— Vingt minutes, à partir de la fin de notre conversation.
— Très bien, dans trente minutes, tu postes tes hommes. Discrets, banalisés. Quand je saurai que le type risque de filer, je t'appelle. Si c'est notre homme.
— Ensuite ?
— Ensuite, ils enfilent leurs blousons de flics, ils arborent les flingues, tu les rends aussi voyants que possible. Si tu vois un gars de trente-six ans, brun, dégarni, sortir de l'immeuble, vivement ou furtivement, jetant des regards à droite à gauche, avec un sac à dos ou je ne sais quoi, c'est lui. S'il court, c'est encore plus lui.
— Et c'est toi qui vas le faire déguerpir ?
— C'est moi. Mais je veux que tu sois là pour lui sauter dessus.

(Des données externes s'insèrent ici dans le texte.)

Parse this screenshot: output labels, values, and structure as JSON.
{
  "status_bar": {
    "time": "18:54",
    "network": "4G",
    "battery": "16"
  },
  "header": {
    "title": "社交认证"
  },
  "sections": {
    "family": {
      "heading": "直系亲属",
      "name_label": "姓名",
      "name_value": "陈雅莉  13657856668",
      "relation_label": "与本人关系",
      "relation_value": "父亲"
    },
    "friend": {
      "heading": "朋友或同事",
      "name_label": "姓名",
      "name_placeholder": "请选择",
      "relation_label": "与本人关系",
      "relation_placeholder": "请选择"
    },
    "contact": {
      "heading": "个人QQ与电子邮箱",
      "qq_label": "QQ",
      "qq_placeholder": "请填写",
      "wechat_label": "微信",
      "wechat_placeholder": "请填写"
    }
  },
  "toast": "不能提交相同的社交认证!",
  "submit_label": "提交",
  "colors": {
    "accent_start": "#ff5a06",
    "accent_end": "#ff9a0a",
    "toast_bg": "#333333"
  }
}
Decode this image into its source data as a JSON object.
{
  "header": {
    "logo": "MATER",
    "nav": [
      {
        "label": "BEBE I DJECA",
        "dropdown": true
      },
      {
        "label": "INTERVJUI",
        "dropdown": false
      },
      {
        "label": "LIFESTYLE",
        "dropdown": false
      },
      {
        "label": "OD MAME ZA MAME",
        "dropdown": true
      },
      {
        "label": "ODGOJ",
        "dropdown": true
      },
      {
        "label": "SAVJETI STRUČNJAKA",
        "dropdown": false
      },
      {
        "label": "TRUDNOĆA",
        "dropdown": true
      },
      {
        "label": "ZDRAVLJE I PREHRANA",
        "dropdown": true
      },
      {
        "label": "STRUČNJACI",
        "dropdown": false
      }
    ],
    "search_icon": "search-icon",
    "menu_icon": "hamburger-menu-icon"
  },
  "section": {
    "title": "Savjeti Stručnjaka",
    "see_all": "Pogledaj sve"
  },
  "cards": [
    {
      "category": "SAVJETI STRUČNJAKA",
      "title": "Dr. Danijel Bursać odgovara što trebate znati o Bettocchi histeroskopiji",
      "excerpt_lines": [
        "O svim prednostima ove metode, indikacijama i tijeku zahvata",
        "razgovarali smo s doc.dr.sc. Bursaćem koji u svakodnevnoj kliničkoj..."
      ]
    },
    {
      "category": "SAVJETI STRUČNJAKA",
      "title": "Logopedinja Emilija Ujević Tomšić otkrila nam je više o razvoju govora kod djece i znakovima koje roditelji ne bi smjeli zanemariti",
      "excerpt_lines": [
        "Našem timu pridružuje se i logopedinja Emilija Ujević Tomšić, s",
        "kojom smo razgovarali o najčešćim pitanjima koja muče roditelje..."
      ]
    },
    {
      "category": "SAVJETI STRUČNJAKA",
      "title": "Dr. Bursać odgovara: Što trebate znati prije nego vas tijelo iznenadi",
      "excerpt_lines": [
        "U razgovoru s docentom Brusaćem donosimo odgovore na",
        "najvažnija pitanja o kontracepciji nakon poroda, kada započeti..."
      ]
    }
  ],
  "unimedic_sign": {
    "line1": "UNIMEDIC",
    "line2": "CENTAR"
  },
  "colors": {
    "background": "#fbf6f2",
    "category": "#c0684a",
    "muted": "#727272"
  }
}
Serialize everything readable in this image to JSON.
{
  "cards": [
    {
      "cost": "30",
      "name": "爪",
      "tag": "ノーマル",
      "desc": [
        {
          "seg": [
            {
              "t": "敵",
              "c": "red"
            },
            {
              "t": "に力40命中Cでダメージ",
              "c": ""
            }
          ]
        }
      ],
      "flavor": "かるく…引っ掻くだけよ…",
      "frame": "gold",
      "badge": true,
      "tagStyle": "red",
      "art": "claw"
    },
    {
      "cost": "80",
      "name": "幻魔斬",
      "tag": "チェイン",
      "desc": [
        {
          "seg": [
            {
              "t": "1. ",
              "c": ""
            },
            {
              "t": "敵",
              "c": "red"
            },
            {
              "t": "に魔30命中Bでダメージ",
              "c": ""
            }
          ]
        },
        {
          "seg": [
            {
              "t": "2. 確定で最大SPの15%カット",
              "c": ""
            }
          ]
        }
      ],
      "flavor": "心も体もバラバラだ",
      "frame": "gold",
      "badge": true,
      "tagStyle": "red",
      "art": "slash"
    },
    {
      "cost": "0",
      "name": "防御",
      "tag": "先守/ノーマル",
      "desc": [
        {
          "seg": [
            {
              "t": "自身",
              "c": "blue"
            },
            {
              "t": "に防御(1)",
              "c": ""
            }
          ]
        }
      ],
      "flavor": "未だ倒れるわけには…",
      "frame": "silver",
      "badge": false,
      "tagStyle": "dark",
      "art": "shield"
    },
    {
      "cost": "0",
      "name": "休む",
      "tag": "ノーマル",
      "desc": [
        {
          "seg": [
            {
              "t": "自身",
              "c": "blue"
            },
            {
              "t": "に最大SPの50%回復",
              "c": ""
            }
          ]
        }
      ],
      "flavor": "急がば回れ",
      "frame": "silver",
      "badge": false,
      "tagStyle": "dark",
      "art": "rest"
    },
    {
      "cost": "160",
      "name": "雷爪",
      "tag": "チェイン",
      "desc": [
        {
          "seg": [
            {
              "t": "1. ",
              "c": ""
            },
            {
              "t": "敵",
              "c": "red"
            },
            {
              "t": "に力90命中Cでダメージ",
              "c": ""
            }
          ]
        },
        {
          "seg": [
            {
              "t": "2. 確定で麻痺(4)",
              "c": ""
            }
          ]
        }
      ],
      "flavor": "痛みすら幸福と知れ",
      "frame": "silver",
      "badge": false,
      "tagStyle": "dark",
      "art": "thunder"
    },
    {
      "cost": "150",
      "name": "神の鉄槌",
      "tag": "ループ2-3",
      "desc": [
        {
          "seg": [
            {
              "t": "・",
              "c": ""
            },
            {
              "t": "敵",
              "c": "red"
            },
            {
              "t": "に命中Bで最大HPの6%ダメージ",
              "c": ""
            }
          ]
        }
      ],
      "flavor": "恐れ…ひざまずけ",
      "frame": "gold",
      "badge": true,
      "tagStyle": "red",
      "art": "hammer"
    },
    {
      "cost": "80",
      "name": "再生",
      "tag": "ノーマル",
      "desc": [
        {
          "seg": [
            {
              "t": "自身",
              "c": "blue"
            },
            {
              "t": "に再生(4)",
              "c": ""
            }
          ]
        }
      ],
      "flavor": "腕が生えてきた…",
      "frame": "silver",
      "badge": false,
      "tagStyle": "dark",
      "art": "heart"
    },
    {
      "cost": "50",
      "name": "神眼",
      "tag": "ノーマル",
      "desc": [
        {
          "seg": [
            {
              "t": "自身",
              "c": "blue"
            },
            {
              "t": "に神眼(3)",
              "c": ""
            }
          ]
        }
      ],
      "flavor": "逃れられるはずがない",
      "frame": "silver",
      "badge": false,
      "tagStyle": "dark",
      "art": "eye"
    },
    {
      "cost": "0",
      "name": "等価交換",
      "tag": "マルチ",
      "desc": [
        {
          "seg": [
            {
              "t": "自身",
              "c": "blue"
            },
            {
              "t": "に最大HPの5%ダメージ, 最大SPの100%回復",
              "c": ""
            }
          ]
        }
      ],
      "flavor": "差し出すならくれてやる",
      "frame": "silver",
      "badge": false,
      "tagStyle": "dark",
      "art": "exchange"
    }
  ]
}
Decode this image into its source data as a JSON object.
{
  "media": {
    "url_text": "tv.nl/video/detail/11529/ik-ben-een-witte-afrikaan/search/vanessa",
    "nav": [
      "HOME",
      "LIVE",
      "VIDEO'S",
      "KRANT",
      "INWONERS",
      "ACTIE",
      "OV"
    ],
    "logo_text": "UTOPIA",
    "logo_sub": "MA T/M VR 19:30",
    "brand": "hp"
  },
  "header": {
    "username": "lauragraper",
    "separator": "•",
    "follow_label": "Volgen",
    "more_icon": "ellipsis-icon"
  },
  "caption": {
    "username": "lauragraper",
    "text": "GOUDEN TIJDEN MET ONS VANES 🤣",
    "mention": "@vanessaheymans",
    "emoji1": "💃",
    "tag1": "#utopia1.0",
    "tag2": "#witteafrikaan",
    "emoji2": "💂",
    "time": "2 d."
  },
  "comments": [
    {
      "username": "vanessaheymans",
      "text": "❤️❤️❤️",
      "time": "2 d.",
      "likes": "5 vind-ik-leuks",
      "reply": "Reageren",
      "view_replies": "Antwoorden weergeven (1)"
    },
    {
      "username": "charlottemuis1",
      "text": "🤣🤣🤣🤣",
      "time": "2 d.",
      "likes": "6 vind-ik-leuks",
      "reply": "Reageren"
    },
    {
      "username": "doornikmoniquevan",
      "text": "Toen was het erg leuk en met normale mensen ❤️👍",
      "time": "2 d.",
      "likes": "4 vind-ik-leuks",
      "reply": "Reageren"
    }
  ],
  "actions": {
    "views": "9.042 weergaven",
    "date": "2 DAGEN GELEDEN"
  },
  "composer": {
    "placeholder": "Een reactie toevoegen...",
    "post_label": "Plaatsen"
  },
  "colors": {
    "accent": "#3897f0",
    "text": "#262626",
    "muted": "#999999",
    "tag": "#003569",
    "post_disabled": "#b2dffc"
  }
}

— Et comment tu vas le faire déguerpir ? Tu ne peux pas me le dire, j'ai compris. Cette femme, tu la connais ?
— Non.
— Tu mens.
— Oui. Attention cela dit, je ne sais pas s'il est chez lui. Normalement, c'est son habitude durant le week-end. Si tu ne le vois pas sortir, attends. Jusqu'au soir s'il le faut. Dès qu'il sera rentré, crois-moi, il ne mettra pas longtemps à se tirer de là.
— Compris. Mais comment j'explique que j'avais six flics autour de l'immeuble ?
— Invente. Tu as reçu le coup de fil d'un désespéré, tu as une suspicion d'agression, tout ce que tu veux, débrouille-toi. Voyant par pur hasard un homme s'enfuir à la vue des flics, vous l'avez alpagué. Vous l'emmenez au commissariat, cas de flagrance et prise d'empreintes.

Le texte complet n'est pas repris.